That’s a long title, but if I don’t really spell things out my search engine friends won’t respect my content. The national real estate market today feels top heavy to me, just as it has for the past year or more. Did you know that every nice house in Florida now costs at least $10M? Did you know that if you live in Winnetka and your AGI is $3M per year you could move to AnyDecentTown, Florida and buy your $5M Winnetka house for $10M? But don’t worry, you’ll be saving $150k per year in income taxes, so you should absolutely uproot your family to sAvE mOnEy. You can use some of that $150k to pay for snake control.
What was I talking about? Right, the markets. I refuse to believe that a 700 square foot condo in Aspen that looks like a crappier Motel 8 is always going to cost $2.5M. It just isn’t. We had the perfect storm of real estate mania over recent years, and these markets that saw valuations literally double over the past 18 months are not going to hold onto all of those gains. Carve that in stone. Just as the stock market is now saying “Maybe 20% Annual Gains Forever” (MTAGF) isn’t sustainable, real estate markets in uniquely overheated regions will also follow suit. Yes, people left cities for far flung or otherwise attractive other cities, but at some point you run out of people hurriedly moving from one city to another.
The Lake Geneva real estate market has benefitted from this froth, but not nearly to the degree that other places have. I’m selling a lakefront home today that I sold a year ago. That lakefront home is selling for a 20% premium over its prior sale. Is that a big move? Yes. Did you also know that Aspen YoY gains are 60%? Now you do. Did you know there are now summer rentals in the Hamptons that will run you $1,000,000 per month? Market froth is not applied evenly, and so while Lake Geneva has had a very nice run, we haven’t been out of our minds like almost every other elite destination in these United States. The Midwest might boast the most miserable Aprils, but we still have some economic sensibilities.

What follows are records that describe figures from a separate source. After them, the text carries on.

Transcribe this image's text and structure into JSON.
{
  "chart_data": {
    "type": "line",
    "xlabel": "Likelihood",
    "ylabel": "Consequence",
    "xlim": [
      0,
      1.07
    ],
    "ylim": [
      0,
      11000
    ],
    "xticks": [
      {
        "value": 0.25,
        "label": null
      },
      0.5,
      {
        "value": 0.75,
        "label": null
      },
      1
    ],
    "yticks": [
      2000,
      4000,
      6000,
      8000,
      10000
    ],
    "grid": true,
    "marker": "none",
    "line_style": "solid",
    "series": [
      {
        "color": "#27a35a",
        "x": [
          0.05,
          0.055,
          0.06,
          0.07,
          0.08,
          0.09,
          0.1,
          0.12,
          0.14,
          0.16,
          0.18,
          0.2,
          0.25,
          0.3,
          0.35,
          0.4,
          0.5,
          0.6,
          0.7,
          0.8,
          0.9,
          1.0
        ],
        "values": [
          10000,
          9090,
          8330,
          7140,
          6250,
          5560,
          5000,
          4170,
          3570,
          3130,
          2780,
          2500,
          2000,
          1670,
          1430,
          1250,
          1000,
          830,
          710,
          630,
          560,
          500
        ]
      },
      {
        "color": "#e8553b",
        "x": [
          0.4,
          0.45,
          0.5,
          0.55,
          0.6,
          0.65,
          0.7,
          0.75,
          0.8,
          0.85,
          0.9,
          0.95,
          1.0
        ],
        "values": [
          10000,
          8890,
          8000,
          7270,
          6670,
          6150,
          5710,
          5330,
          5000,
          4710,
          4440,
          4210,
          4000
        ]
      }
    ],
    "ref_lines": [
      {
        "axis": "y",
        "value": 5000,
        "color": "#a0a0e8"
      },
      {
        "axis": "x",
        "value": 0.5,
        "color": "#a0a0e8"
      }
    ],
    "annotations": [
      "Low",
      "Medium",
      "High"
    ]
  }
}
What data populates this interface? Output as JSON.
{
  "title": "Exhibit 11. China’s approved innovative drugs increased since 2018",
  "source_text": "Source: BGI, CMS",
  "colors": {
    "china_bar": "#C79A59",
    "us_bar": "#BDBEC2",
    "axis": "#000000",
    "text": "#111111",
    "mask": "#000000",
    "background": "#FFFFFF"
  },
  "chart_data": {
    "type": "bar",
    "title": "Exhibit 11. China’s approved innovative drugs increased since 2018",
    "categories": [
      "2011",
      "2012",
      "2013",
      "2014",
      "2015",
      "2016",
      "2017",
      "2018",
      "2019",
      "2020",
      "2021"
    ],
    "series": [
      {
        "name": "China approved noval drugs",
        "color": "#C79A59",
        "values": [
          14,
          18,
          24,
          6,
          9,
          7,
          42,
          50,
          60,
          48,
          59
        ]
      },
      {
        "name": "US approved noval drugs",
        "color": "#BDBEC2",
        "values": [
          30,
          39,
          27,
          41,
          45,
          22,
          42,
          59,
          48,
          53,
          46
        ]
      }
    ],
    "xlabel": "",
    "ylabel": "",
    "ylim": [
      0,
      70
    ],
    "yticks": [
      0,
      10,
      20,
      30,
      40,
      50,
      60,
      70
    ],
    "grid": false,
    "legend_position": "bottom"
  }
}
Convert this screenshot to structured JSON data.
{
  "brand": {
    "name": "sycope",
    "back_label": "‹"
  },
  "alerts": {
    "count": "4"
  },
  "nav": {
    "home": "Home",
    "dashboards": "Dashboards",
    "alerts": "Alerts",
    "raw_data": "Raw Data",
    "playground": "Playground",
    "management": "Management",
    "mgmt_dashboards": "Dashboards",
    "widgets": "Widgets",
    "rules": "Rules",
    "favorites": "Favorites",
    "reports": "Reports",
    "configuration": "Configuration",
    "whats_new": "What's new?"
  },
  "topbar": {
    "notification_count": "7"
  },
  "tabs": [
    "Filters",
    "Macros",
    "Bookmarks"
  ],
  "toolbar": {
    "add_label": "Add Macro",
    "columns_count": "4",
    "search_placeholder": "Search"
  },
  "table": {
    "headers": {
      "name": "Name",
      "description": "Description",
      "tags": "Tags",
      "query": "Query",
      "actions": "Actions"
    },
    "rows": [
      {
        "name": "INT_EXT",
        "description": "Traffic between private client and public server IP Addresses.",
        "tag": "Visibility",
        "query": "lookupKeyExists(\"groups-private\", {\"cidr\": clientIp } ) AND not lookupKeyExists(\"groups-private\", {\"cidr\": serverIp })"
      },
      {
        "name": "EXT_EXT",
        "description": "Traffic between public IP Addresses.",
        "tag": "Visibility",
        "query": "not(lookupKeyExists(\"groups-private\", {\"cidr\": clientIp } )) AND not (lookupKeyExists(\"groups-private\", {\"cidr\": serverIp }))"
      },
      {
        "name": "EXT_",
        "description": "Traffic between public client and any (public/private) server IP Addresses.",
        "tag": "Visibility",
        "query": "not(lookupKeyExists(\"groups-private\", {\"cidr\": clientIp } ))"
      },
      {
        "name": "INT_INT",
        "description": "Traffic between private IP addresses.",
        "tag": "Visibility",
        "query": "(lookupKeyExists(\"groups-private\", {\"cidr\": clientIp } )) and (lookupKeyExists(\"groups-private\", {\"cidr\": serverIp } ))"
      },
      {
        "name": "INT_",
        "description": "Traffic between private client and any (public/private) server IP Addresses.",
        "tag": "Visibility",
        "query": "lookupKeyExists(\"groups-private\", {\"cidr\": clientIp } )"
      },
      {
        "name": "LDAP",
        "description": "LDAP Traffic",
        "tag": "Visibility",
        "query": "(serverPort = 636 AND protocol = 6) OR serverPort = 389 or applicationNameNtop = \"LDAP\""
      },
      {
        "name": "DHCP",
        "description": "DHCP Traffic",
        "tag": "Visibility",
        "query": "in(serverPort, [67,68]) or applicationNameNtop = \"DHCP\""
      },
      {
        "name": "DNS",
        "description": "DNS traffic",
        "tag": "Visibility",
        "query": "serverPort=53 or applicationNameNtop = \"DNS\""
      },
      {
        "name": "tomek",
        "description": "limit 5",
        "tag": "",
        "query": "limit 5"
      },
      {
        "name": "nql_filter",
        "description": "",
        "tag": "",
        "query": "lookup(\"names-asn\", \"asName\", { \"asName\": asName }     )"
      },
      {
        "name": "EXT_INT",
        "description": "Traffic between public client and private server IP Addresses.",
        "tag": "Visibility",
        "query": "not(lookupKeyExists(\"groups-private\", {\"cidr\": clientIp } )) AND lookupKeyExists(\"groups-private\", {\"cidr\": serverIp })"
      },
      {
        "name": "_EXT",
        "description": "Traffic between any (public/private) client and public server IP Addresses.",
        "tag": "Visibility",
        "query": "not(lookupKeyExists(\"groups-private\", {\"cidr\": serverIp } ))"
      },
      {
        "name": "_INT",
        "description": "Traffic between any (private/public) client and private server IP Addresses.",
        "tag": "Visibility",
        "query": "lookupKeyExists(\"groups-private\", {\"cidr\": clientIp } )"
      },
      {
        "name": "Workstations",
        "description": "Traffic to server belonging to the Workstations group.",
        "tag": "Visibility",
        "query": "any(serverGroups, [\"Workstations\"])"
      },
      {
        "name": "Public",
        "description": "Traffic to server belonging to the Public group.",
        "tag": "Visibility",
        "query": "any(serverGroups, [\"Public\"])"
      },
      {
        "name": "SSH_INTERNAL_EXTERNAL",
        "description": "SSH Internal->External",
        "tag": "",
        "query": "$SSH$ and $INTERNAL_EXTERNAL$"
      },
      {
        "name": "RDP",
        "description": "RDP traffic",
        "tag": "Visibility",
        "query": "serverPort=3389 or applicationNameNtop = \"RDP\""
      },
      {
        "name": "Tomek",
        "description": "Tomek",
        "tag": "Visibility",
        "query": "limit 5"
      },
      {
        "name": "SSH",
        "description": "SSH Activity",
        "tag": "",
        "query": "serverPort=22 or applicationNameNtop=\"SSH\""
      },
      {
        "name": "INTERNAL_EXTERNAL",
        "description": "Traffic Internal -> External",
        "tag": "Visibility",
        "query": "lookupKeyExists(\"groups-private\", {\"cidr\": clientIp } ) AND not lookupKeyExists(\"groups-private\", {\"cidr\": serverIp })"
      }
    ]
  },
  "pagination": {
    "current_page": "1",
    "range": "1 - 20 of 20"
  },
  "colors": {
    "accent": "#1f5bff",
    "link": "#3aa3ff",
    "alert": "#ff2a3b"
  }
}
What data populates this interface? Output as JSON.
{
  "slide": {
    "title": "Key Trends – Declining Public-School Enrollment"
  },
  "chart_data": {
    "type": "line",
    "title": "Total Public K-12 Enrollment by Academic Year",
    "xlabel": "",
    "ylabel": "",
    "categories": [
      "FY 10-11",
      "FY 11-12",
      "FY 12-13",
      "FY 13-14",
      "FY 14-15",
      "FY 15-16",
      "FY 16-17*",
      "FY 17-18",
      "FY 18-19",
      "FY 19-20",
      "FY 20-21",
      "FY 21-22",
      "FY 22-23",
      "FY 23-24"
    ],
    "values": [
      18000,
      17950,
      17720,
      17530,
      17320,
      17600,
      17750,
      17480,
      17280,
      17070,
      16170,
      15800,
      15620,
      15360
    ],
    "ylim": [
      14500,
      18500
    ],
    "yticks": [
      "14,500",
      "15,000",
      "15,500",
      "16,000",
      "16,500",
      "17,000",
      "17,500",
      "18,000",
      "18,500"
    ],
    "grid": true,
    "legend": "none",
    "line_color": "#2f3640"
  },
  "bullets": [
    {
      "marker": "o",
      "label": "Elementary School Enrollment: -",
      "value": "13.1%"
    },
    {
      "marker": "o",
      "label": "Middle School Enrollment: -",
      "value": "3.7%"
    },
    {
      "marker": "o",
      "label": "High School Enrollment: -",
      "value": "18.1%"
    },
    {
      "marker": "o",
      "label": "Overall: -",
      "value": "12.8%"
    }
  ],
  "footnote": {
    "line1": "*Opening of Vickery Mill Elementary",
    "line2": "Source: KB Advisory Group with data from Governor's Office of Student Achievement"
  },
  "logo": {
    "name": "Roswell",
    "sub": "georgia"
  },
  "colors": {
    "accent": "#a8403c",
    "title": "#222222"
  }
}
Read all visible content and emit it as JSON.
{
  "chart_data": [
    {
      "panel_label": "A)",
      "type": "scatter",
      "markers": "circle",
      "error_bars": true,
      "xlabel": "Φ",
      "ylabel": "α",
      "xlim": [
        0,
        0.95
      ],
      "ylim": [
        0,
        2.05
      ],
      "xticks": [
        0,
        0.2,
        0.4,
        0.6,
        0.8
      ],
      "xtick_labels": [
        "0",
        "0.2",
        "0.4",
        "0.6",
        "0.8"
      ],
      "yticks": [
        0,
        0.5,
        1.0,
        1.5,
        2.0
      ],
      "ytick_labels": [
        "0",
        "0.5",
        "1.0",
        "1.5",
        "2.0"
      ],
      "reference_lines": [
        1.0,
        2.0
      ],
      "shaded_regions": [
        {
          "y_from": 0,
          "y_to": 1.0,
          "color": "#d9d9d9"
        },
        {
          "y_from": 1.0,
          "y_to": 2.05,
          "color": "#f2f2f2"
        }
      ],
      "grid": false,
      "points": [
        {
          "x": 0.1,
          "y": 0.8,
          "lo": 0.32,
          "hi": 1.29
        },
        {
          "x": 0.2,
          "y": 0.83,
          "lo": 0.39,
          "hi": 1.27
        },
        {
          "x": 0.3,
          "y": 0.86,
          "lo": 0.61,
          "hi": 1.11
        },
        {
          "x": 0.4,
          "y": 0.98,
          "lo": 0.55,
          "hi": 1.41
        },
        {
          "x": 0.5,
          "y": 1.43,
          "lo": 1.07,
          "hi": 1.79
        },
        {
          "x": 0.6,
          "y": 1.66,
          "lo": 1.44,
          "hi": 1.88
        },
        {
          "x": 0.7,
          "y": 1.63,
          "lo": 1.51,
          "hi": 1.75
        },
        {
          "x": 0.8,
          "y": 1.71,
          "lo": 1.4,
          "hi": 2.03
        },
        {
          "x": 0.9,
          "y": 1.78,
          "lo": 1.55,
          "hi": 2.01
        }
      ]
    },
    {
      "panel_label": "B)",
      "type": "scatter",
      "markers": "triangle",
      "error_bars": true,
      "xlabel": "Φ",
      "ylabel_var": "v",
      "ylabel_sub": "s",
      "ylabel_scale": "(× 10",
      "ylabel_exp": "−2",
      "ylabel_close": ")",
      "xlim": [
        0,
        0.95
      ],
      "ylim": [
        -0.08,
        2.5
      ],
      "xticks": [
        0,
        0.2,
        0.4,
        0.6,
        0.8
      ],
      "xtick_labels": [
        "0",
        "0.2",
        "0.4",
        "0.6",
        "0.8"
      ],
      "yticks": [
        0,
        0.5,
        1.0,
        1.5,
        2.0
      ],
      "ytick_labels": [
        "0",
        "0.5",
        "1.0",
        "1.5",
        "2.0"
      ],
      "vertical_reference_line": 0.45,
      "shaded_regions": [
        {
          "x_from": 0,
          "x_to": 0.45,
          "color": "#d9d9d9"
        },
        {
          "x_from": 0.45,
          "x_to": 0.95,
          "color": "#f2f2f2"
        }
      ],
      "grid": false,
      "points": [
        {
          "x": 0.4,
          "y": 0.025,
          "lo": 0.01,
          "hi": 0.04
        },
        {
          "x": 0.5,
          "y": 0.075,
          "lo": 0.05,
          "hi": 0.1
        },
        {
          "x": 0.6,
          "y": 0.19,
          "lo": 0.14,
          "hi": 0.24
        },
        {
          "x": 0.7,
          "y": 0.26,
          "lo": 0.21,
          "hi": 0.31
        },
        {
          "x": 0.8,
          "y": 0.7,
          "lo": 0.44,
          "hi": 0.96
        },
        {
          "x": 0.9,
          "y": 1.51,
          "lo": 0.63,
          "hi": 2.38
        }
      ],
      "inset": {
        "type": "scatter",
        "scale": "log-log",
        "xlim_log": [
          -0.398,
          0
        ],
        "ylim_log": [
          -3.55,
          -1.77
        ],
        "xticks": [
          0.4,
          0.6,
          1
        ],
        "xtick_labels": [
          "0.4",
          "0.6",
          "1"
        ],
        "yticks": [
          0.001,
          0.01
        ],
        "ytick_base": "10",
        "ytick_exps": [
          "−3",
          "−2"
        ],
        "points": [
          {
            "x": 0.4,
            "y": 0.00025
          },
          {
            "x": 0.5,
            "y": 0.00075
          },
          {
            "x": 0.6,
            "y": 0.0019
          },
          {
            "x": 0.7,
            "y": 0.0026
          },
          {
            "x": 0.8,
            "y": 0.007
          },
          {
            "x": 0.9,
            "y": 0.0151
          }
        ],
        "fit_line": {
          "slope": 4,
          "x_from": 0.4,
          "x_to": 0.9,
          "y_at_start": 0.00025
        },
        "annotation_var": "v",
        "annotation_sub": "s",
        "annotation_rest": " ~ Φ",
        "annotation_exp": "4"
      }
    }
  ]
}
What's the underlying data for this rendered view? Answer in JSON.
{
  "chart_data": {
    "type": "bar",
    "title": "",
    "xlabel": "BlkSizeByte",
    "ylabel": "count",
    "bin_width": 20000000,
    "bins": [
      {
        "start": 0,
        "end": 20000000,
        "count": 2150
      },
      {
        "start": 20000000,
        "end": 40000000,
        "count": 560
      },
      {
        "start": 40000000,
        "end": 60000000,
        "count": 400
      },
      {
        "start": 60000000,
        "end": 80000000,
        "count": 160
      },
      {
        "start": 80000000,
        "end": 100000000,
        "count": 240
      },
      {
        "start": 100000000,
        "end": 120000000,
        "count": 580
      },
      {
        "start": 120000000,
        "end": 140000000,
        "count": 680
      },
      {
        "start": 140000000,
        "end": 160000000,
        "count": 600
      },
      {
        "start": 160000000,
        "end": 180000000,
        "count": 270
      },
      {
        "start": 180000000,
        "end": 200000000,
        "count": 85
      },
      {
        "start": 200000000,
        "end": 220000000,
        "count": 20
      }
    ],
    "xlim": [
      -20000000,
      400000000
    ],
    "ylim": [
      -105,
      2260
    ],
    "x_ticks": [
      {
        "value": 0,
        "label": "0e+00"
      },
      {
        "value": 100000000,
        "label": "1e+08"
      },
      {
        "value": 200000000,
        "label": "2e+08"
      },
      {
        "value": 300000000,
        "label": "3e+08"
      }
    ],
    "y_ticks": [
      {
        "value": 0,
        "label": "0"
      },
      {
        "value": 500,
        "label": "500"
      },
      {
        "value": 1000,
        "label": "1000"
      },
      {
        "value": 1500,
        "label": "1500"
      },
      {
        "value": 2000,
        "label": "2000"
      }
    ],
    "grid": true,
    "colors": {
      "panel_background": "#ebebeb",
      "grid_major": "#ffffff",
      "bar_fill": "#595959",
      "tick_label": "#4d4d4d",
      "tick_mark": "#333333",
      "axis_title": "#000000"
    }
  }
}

It isn’t the size of our frothy dollop that might save us from a significant downturn. If we avoid a painful landing, it’ll be owed to the thing that has historically made Lake Geneva as popular as it is. This might surprise you, but it’s not the amazing water quality or our beautiful shoreline. It isn’t our coffee or ice cream shops. It isn’t even the way an A-Scow race looks on a Tuesday evening and that beautiful grass that connects your lakeside patio to your private pier. It’s our geography. Torch Lake in Michigan is a nice lake. I dare you to drive up on a Friday night and return home Sunday morning because Junior has an 11 am soccer tournament. Aspen is a cool place, but unless your jet has your name on the tail, you’re not going to run there on Saturday because the weather forecast was wrong and it turned out to be 80 and sunny. Even if you do go to Aspen in July on that 80 degree sunny day, do you really feel like going for a hike? I guess if you don’t feel like going for a hike you could always GO FOR TWO HIKES.
I have two lakefront deals pending this morning, both off-market transactions. Do you know who hates off market transactions? People who don’t have buyers and sellers to connect in off market transactions. I put two more deals under contract last week, both of those are also off market. Why do buyers and sellers like off market deals? Because they’re easy and simple. If you want to list your home on the open market, that’s wonderful and still very useful, but as a buyer you’re aware that by the time a property hits the open market it has already been considered by lots of other buyers, right? Maybe you don’t know that. Maybe you think that automated listing feed is your inside track.
The market at Lake Geneva this morning is somewhat mixed. Interest rates are rising fast, and that increase is causing some people to rush to purchase something because rates are likely going to be even higher next month. Is this a continuation of our trend or a blow off top? Your interpretation of the movement is anecdotal, for now. The equity markets are faltering, or at least all of the equities I own are, and we cannot pretend that a disrupted stock market has no bearing on the vacation home market. It does. Yet every time I think the market is beginning to pause, buyers materialize and snap up inventory. I was working to list a home in the $1M+ range last week when the home sold before I could even tell them that they should let me sell it off market. That sort of market movement is still present, and as long as motivated buyers crash headfirst into an absence of inventory, a market cannot see meaningful valuation declines.
The lakefront market today is testing the motivation of the would-be lakefront buyer. Will buyers pay enormous prices for properties that shouldn’t command them? I say the answer is no, or at least it’s a no from buyers who seek my counsel, but I do not have the ear of every buyer in this market, which is something I continue to work on. My best advice for buyers in this market remains as it has been for the past two years. You’re going to pay a market premium to purchase a lakefront home in 2022. That premium is going to be in the neighborhood of 10-20% over valuations from last summer. If you can abide that increase, which is modest when compared to other premier vacation home markets that lack our meaningful geographic advantage, then you should be hunting down blue chip properties. Don’t buy the garbage just because it might be available or feel otherwise “cheap”. Buy quality locations and quality homes, and if you do that, you’ll have positioned yourself to endure a sideways or otherwise choppy market.
PS. If Florida snakes aren’t to your liking, you can always move to Austin where you need to worry about snakes AND boil your water.